Brendan Byrnes: Do you think investors can look at companies that are using these strategies, and say, "These may be a better investment, down the road?" Can this be a tool for investors as well, when looking at the stock market?
Roger Martin: Absolutely. I really think that it's a way of analyzing companies and just asking yourself the question, from the outside -- you'll never have as much information as the insiders but you can still analyze it -- and say, "Well, where are they playing? Do they have a proposition that actually is winning with the customers?"
I give Jeff Immelt a bunch of credit. I think he inherited a company that maybe had had a Where to Play that expanded a little bit too much, and maybe wasn't as precise about its How to Win. I think he's trimming back on areas that are less advantaged, for him.
Good businesses -- NBC Universal, a great business -- but it fits better with Comcast (NASDAQ:CMCSA). When the deal closes, it'll be fully at Comcast.
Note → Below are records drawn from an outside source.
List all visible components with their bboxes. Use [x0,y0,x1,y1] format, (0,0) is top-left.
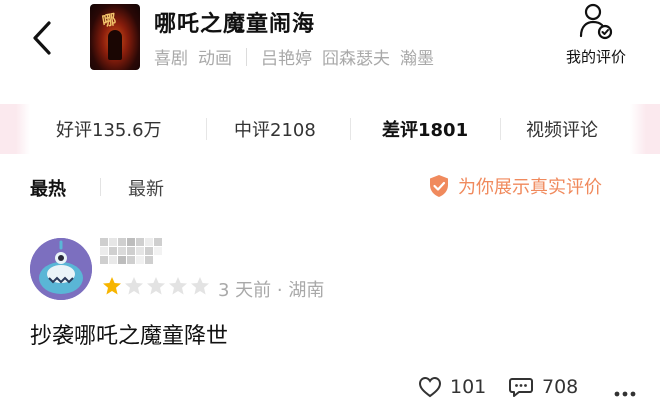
monster-avatar-icon [30,238,92,300]
movie-meta: 喜剧 动画 吕艳婷 囧森瑟夫 瀚墨 [154,44,444,69]
tab-negative[interactable]: 差评1801 [382,116,468,142]
sort-hot[interactable]: 最热 [30,175,66,201]
tab-neutral[interactable]: 中评2108 [234,116,316,142]
user-review-icon [579,3,613,40]
star-empty-icon [191,277,209,295]
tab-video-reviews[interactable]: 视频评论 [526,116,598,142]
like-count: 101 [450,376,487,398]
meta-divider [246,47,247,66]
cast-member: 瀚墨 [400,49,434,69]
tab-divider [206,118,207,140]
sort-newest[interactable]: 最新 [128,175,164,201]
genre-tag: 动画 [198,49,232,69]
review-text[interactable]: 抄袭哪吒之魔童降世 [30,318,228,350]
rating-stars [102,276,212,296]
tab-divider [350,118,351,140]
comment-button[interactable]: 708 [508,376,578,398]
sort-divider [100,178,101,196]
rating-filter-bar: 好评135.6万 中评2108 差评1801 视频评论 [0,104,660,154]
my-review-label: 我的评价 [565,48,626,66]
like-button[interactable]: 101 [418,376,486,398]
tab-divider [500,118,501,140]
my-review-button[interactable]: 我的评价 [556,2,636,72]
poster-figure [108,30,122,60]
star-filled-icon [103,277,121,295]
more-options-button[interactable] [614,382,636,401]
poster-logo: 哪 [100,11,118,31]
star-empty-icon [169,277,187,295]
genre-tag: 喜剧 [154,49,188,69]
movie-header: 哪 哪吒之魔童闹海 喜剧 动画 吕艳婷 囧森瑟夫 瀚墨 我的评价 [0,0,660,84]
avatar[interactable] [30,238,92,300]
verified-reviews-notice[interactable]: 为你展示真实评价 [428,173,602,199]
star-empty-icon [125,277,143,295]
cast-member: 囧森瑟夫 [322,49,390,69]
username-mosaic [100,238,162,264]
review-time-location: 3 天前 · 湖南 [218,280,325,301]
comment-count: 708 [542,376,579,398]
shield-check-icon [430,175,448,197]
heart-icon [418,376,442,398]
cast-member: 吕艳婷 [261,49,312,69]
star-empty-icon [147,277,165,295]
movie-poster[interactable]: 哪 [90,4,140,70]
chevron-left-icon [33,21,51,55]
back-button[interactable] [24,16,60,60]
comment-bubble-icon [509,378,533,397]
movie-title: 哪吒之魔童闹海 [154,12,316,37]
tab-positive[interactable]: 好评135.6万 [56,116,162,142]
verified-label: 为你展示真实评价 [458,177,602,198]
more-dots-icon [614,391,636,397]
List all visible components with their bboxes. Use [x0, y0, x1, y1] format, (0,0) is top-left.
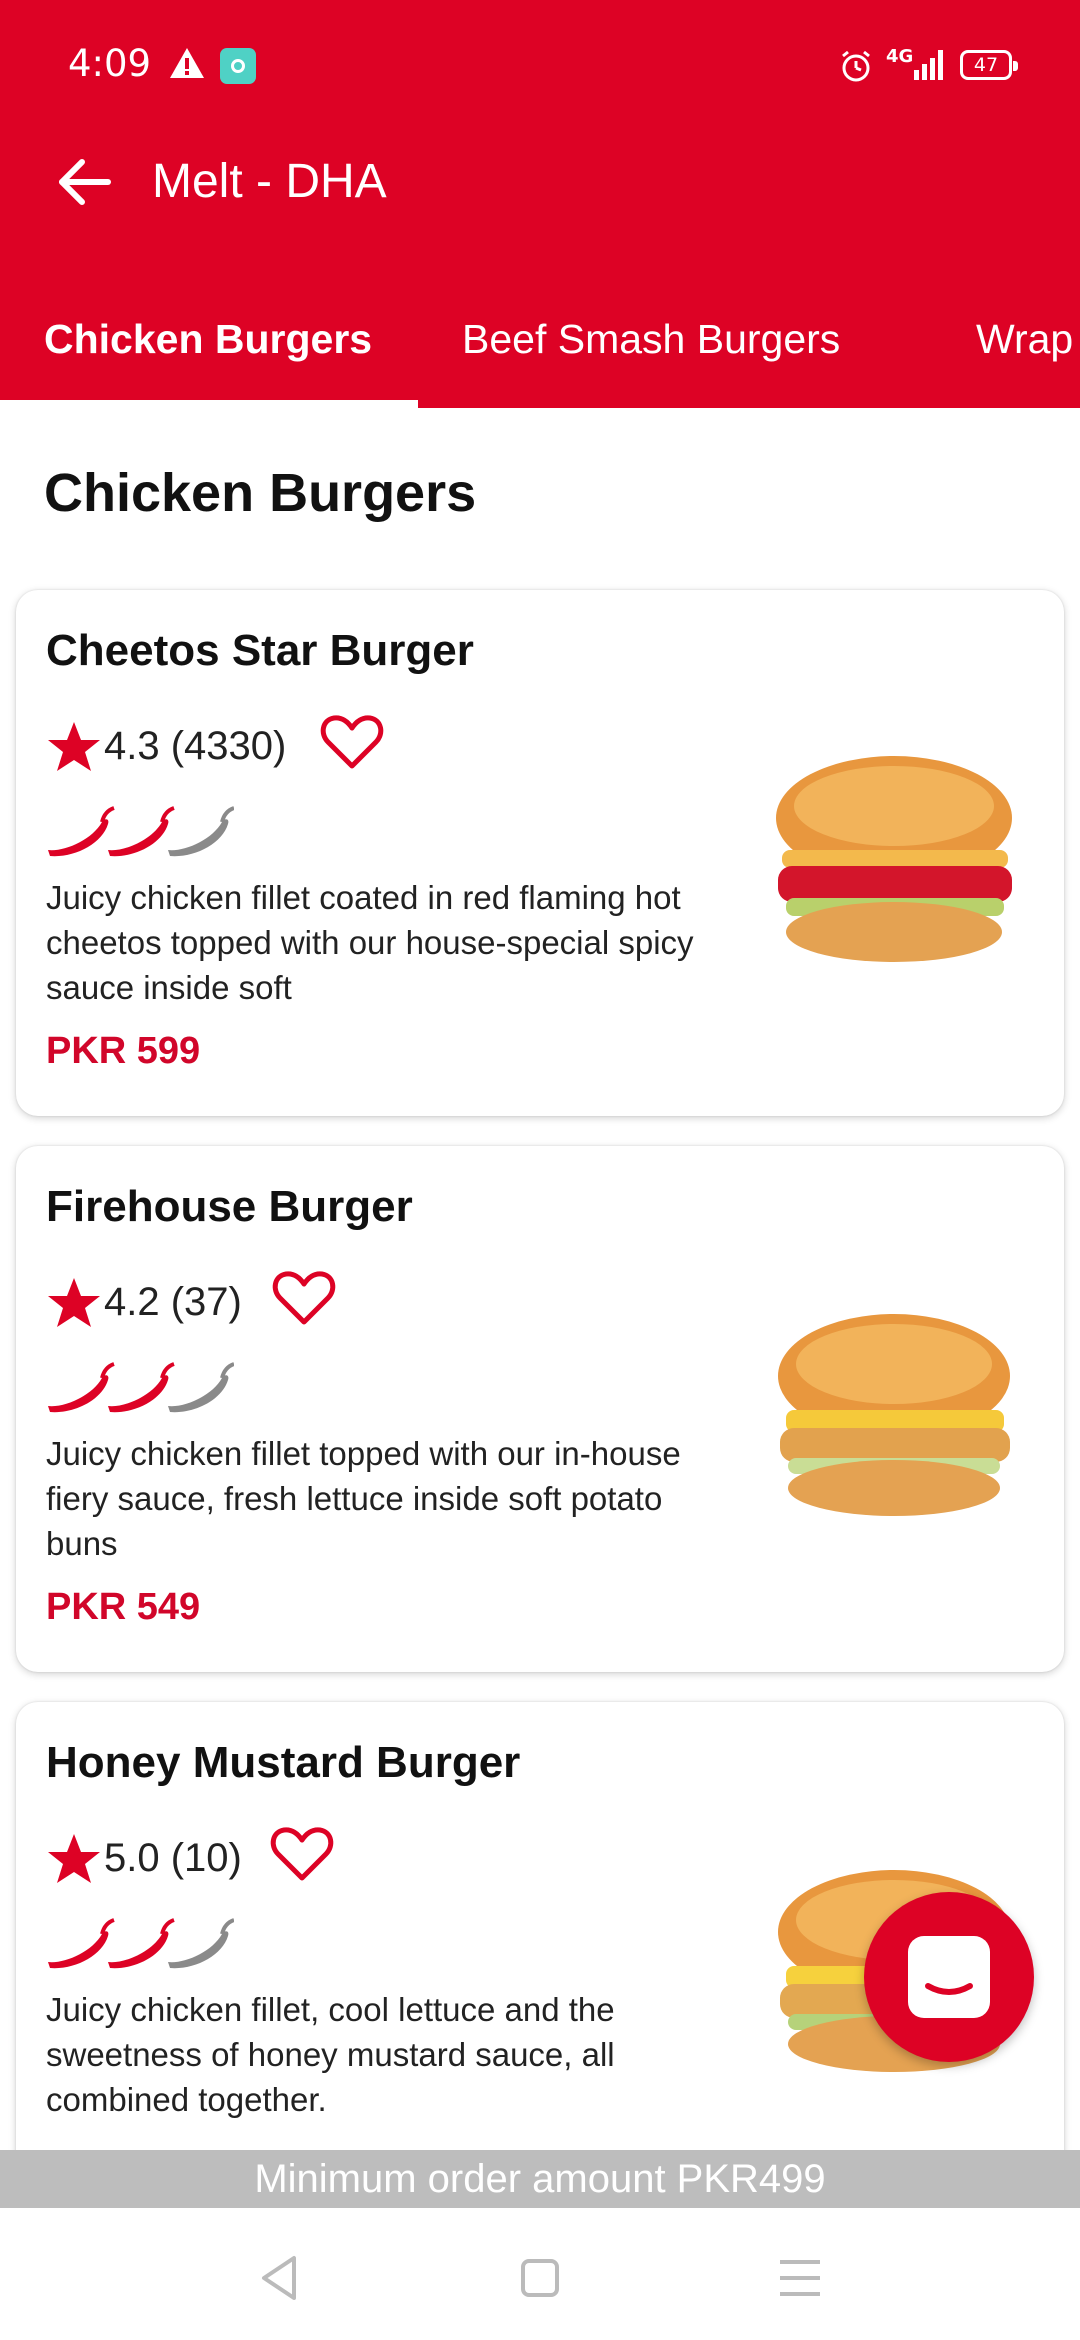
nav-back-icon[interactable] — [250, 2248, 310, 2308]
chili-icon — [48, 806, 115, 857]
alarm-icon — [842, 50, 870, 82]
item-name: Honey Mustard Burger — [46, 1738, 521, 1787]
minimum-order-banner: Minimum order amount PKR499 — [0, 2150, 1080, 2208]
chat-button[interactable] — [864, 1892, 1034, 2062]
battery-indicator: 47 — [960, 50, 1018, 80]
item-rating: 4.3 (4330) — [104, 724, 287, 768]
item-description: Juicy chicken fillet, cool lettuce and t… — [46, 1991, 615, 2118]
tab-beef-smash-burgers[interactable]: Beef Smash Burgers — [462, 316, 840, 363]
chili-icon — [108, 806, 175, 857]
item-rating: 4.2 (37) — [104, 1280, 242, 1324]
chili-icon — [168, 1918, 234, 1969]
item-name: Firehouse Burger — [46, 1182, 413, 1231]
star-icon — [48, 1278, 100, 1327]
tab-chicken-burgers[interactable]: Chicken Burgers — [44, 316, 372, 363]
chat-icon — [908, 1936, 990, 2018]
page-title: Melt - DHA — [152, 155, 387, 208]
chili-icon — [108, 1918, 175, 1969]
heart-icon[interactable] — [270, 1822, 334, 1886]
arrow-left-icon[interactable] — [50, 148, 118, 216]
nav-menu-icon[interactable] — [770, 2248, 830, 2308]
spice-level-indicator — [48, 1362, 234, 1413]
item-description: Juicy chicken fillet topped with our in-… — [46, 1435, 681, 1562]
status-time: 4:09 — [68, 42, 152, 85]
category-tabs: Chicken Burgers Beef Smash Burgers Wrap — [0, 300, 1080, 408]
item-price: PKR 599 — [46, 1030, 201, 1072]
spice-level-indicator — [48, 806, 234, 857]
burger-image — [776, 756, 1012, 962]
status-bar: 4:09 4G 47 — [0, 0, 1080, 130]
menu-item-card[interactable]: Firehouse Burger 4.2 (37) Juicy chicken … — [16, 1146, 1064, 1672]
chili-icon — [168, 806, 234, 857]
warning-icon — [170, 48, 204, 78]
spice-level-indicator — [48, 1918, 234, 1969]
chili-icon — [48, 1918, 115, 1969]
chili-icon — [108, 1362, 175, 1413]
item-description: Juicy chicken fillet coated in red flami… — [46, 879, 694, 1006]
nav-home-icon[interactable] — [510, 2248, 570, 2308]
star-icon — [48, 722, 100, 771]
app-notification-icon — [220, 48, 256, 84]
star-icon — [48, 1834, 100, 1883]
heart-icon[interactable] — [272, 1266, 336, 1330]
item-name: Cheetos Star Burger — [46, 626, 474, 675]
tab-wrap[interactable]: Wrap — [976, 316, 1073, 363]
item-rating: 5.0 (10) — [104, 1836, 242, 1880]
section-title: Chicken Burgers — [44, 463, 477, 523]
active-tab-indicator — [0, 400, 418, 408]
burger-image — [778, 1314, 1010, 1516]
item-price: PKR 549 — [46, 1586, 201, 1628]
menu-item-card[interactable]: Cheetos Star Burger 4.3 (4330) Juicy chi… — [16, 590, 1064, 1116]
system-nav-bar — [0, 2208, 1080, 2340]
chili-icon — [48, 1362, 115, 1413]
app-header: 4:09 4G 47 Melt - DHA Chicken Burgers Be… — [0, 0, 1080, 408]
signal-icon — [914, 50, 943, 80]
chili-icon — [168, 1362, 234, 1413]
heart-icon[interactable] — [320, 710, 384, 774]
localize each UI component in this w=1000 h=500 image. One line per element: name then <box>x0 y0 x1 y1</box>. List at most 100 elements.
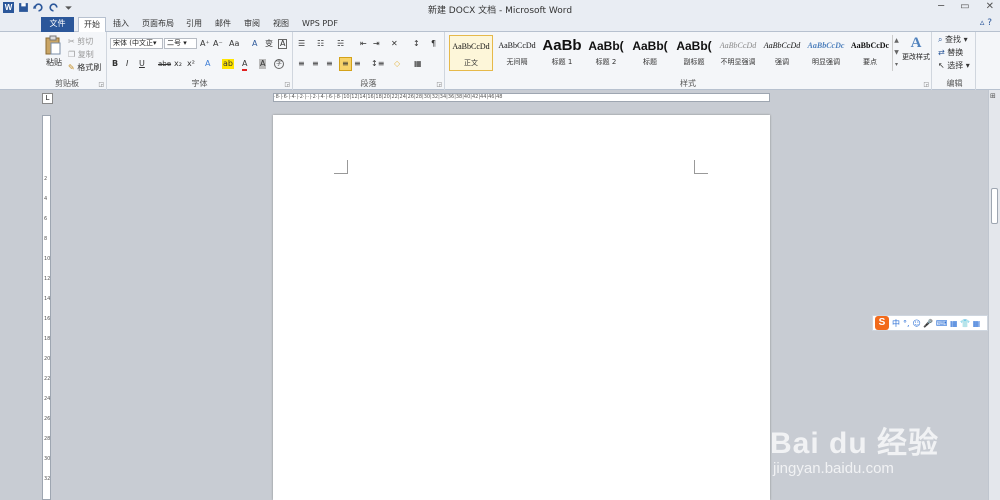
justify-button[interactable]: ≡ <box>339 57 352 71</box>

GE Capital (NYSE:GE), which became a more sprawling empire of things that really worked well and didn't work so well has been shrunk back ...
Brendan: Got in a little bit of trouble back in ...
Roger: [laughs] In 2008? Absolutely.
I think investors, hopefully, are looking at that and saying, "Wow, that's getting to be a more precise strategy, where we can understand why they're playing where they are, and how they're intending to win in each of those places," and would like that.